Narodziny miss

Wybory najpiększniejszych zwierząt nikogo dziś nie dziwiąPosag dla najurodziwszej

Współczesny konkurs piękności narodził się dopiero w XIX wieku. Wszystko zaczęło się od spryciarza nazwiskiem Phineas T. Barnum, który w 1841 roku kupił w Nowym Jorku salkę wystawową zwaną Muzeum Amerykańskim. Początkowo zorganizował tam gabinet osobliwości, w którym żądna sensacji publika mogła obejrzeć wypchane i żywe „potwory” wszelkiej maści, a także dziwadła w rodzaju syjamskich bliźniąt
czy „kobiety z brodą”.

By przyciągnąć jeszcze więcej ludzi, wpadł na pomysł organizowania konkursów. Po wniesieniu skromnej opłaty za wstęp zgromadzeni wskazywali swój ulubiony eksponat. Wkrótce sami zaczęli przynosić własne dziwy i wtedy ów przedsiębiorca z prawdziwego zdarzenia postanowił rozkręcić nową gałąź rozrywkowego biznesu – konkursy na „najpiękniejszego psa”, „najpiękniejszy kwiat” i „najpiękniejsze dziecko”.

To był dopiero strzał w dziesiątkę i niemal idealne wcielenie zasad demokracji – każdy mógł zagłosować, ale też wystartować i zwyciężyć. Idąc za ciosem, Barnum ogłosił w 1854 roku konkurs na najpiękniejszą dziewczynę.
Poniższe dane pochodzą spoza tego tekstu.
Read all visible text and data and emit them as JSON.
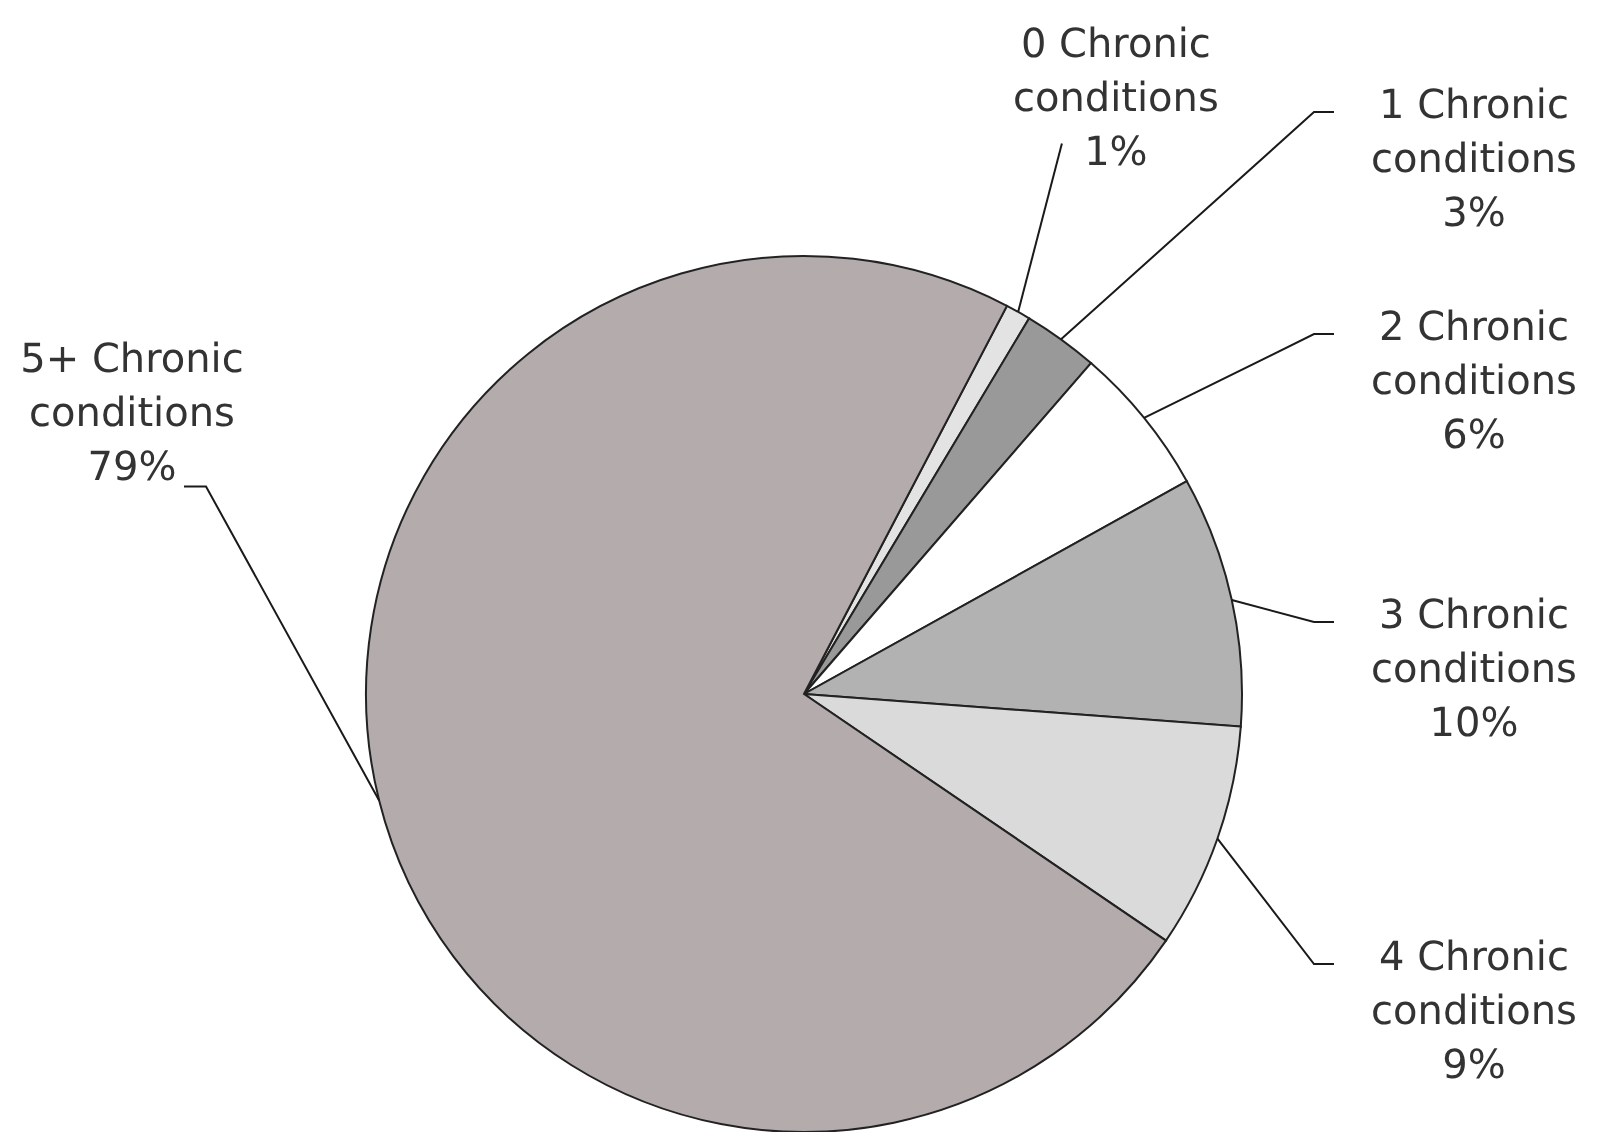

Pomysł okazał się jednak kompletną klapą. Żadna szanująca się młoda dama nie chciała paradować przed ciekawską publicznością, mimo obietnicy pokaźnej nagrody: posagu dla panny lub diamentowej tiary dla mężatki. Niezrażony Barnum zmienił więc formułę: poprosił o przysyłanie zdjęć. To na ich podstawie miała zostać wybrana najpiękniejsza. To także nie wypaliło – okazało, że ówczesne damy nie życzyły sobie również, żeby ktoś postronny oglądał ich fotki. W tamtych czasach szanujące swoją reputację kobiety unikały publicznych występów. Jednak już pod koniec XIX wieku, gdy obyczajowe okowy zaczęły pękać, właśnie formuła konkursu fotograficznego zyskała największą popularność.

reklama

Najpiękniejsza panna w kąpieli

Latem 1888 roku w europejskich gazetach pojawiło się ogłoszenie zachęcające do wzięcia udziału w organizowanym w Belgii konkursie na „najpiękniejszą kobietę na planecie”. Należało przysłać zdjęcie i kilka słów o sobie.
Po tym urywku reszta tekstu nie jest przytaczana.